Elasticsearch Ingest pipeline enrich processor

stdhsw 2023. 10. 18. 03:27

2023. 10. 18. 03:27

시작하기 앞서 Ingest Pipeline이란

Elasticsearch에서 Ingest Pipeline은 데이터를 색인하기 전에 전처리 및 변환 작업을 수행하는 개념입니다. Ingest Pipeline은 데이터를 가져와서 필요한 형식으로 변환하거나 데이터를 필터링하고 파싱 하는 등의 작업 및 데이터의 일관성을 유지하는데 매우 유용하여 효율적인 데이터 처리를 가능하게 하는 중요한 기능입니다.

그림에 보이는 것과 같이 데이터가 들어오면 Ingest pipeline을 통하여 순차적으로 프로세서가 실행되고 결과물은 해당 인덱스에 저장됩니다. Ingest Pipeline이 동작할 수 있도록 해당 노드에는 ingest role이 등록되어야 하지만 일반적으로 데이터 노드에 많이 사용합니다. 허나 프로세서가 많아 부하를 많이 받을 경우 노드를 별도로 분리하는 방법을 고려해 볼 필요성이 있습니다.

이번 문서에서는 여러 유용한 파이프라인 프로세서 중 Enrichment에 대해서 실습해봤습니다.

Enrich Processor

RDB에서 간단한 기능인 JOIN이라는 기능을 Elasticsearch에서 역색인 구조를 가지고 있는 Elasticsearch에서는 구현하는데는 아주 많은 리소스와 페널티가 있습니다. 그렇기 때문에 JOIN을 수행하는 행위는 Elasticsearch에서 권장하지 않고 있습니다.

Elasticsearch의 Enrich Processor는 Ingest pipeline의 기능중 하나로 외부 데이터 소스를 활용하여 기존 인덱스 데이터를 이용하여 추가 정보를 추출하거나 결합할 수 있는 기능을 제공하여 RDB에 JOIN과 비슷한 기능을 가능하게 되었습니다.
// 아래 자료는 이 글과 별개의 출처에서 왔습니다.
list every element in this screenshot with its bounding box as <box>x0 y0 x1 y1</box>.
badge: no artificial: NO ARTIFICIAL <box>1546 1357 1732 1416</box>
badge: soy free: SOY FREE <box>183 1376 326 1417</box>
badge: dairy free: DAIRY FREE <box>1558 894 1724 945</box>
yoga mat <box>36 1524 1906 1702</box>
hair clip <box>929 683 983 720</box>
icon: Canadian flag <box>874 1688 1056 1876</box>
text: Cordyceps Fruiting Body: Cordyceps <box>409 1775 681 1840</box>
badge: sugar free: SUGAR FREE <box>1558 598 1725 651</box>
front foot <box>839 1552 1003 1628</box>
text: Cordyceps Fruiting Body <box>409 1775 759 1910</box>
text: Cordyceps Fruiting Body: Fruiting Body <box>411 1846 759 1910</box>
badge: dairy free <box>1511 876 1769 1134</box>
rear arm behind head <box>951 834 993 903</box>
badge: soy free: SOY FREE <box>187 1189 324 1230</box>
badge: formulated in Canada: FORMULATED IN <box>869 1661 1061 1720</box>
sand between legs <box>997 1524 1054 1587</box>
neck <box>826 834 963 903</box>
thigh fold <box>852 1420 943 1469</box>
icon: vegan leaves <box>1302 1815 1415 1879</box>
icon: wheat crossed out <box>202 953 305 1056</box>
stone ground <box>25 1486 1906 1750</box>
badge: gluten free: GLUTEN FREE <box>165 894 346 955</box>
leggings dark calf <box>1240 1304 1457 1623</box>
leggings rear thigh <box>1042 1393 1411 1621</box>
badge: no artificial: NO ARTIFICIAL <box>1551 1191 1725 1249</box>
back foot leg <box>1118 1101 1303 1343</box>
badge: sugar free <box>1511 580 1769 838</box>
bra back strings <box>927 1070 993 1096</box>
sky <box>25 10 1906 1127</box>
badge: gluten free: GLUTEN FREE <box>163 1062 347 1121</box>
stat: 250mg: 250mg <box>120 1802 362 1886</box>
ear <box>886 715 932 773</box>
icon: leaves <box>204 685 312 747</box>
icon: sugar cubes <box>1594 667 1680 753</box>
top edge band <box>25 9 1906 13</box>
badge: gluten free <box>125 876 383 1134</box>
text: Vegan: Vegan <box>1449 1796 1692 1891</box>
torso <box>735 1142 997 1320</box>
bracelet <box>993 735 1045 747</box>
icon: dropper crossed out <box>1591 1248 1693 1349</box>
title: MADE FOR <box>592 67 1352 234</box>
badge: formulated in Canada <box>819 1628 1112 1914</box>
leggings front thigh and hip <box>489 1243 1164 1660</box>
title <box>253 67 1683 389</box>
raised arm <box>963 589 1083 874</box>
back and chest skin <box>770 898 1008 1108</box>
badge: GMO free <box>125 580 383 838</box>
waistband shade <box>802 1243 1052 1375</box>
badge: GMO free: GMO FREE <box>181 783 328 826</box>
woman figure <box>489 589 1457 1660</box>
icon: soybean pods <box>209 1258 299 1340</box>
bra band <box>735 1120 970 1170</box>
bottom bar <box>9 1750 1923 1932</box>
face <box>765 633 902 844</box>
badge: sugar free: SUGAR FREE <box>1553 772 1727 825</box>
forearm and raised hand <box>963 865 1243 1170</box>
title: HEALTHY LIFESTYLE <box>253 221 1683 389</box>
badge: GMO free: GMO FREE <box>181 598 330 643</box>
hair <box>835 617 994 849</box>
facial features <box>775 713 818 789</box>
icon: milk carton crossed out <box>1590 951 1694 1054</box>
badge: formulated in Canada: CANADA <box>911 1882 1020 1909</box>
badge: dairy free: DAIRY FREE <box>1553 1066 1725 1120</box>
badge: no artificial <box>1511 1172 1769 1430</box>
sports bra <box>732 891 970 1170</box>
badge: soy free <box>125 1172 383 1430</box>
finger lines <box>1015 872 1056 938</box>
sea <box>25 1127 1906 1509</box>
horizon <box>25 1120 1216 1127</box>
이러한 Enrich processor를 이용하여 데이터를 추가하는 방법을 실습해봤습니다.

작업 내용

미리 저장된 my-service 인덱스의 데이터를 enrich.field를 기반으로 추출하여 my-log 인덱스가 인덱싱 될 때 같이 데이터가 기록되도록 구현하였습니다.

소스 인덱스 생성하기

먼저 Enrich policy를 생성하기 전에 데이터를 추가하기 위한 소스 인덱스를 생성하고 데이터를 미리 삽입하는 작업을 수행하겠습니다.

### 서비스 인덱스 생성
PUT http://localhost:9200/my-service
Content-Type: application/json

{
  "settings": {
    "index": {
      "number_of_shards": 4,
      "number_of_replicas": 1,
      "refresh_interval": "5s"
    }
  },
  "mappings": {
    "properties": {
      "service": { "type": "keyword" },
      "endpoint": { "type": "keyword" },
      "description": { "type": "text" }
    }
  }
}

### 서비스 데이터 삽입1
PUT http://localhost:9200/my-service/_doc/1?refresh=wait_for
Content-Type: application/json

{
  "service": "payment",
  "endpoint": "localhot:32000",
  "description": "This service is for selling products"
}

### 서비스 데이터 삽입2
PUT http://localhost:9200/my-service/_doc/2?refresh=wait_for
Content-Type: application/json

{
  "service": "login",
  "endpoint": "localhot:31000",
  "description": "This service is for users to login"
}

Enrich processor 생성 및 실행

### 엔리치 생성
PUT http://localhost:9200/_enrich/policy/my-enrich
Content-Type: application/json

{
  "match": {
    "indices": "my-service",
    "match_field": "service",
    "enrich_fields": ["endpoint", "description"]
  }
}

### 엔리치 실행
POST http://localhost:9200/_enrich/policy/my-enrich/_execute

enrich policy 생성 파라미터

match.indices : 데이터를 추출할 소스 인덱스를 지정합니다.
match.match_field : 소스 인덱스에 서로 매칭할 필드를 지정합니다.
match.enrich_fields : 매칭 후 추출될 데이터 필드를 지정합니다.

파이프라인 생성

파이프라인을 생성할 때는 processor를 리스트 형식으로 생성하게 되는데 리스트의 순서대로 processor가 실행됩니다.

### 파이프라인 생성
PUT http://localhost:9200/_ingest/pipeline/service_join
Content-Type: application/json

{
  "description" : "Service information using enrich",
  "processors" : [
    {
      "enrich" : {
        "policy_name": "my-enrich",
        "field" : "service",
        "target_field": "service_info",
        "max_matches": "1"
      }
    }
  ]
}

파이프라인 생성 파라미터

enrich.policy_name : 위에서 생성한 enrich policy
enrich.field : my-log인덱스에서 매칭할 필드를 지정합니다.
enrich.target_field : enrich policy에서 추출된 (endpoint, description) 데이터를 넣을 필드를 설정합니다.
enrich.max_matches : 최대로 매칭할 수 있는 개수를 설정합니다. 간단한 테스트이므로 1로 설정하였습니다.

my-log 인덱스 생성 및 데이터 삽입

데이터가 추가될 때 pipeline을 명시하여 위에서 설정한 Ingest pipeline이 동작할 수 있도록 합니다.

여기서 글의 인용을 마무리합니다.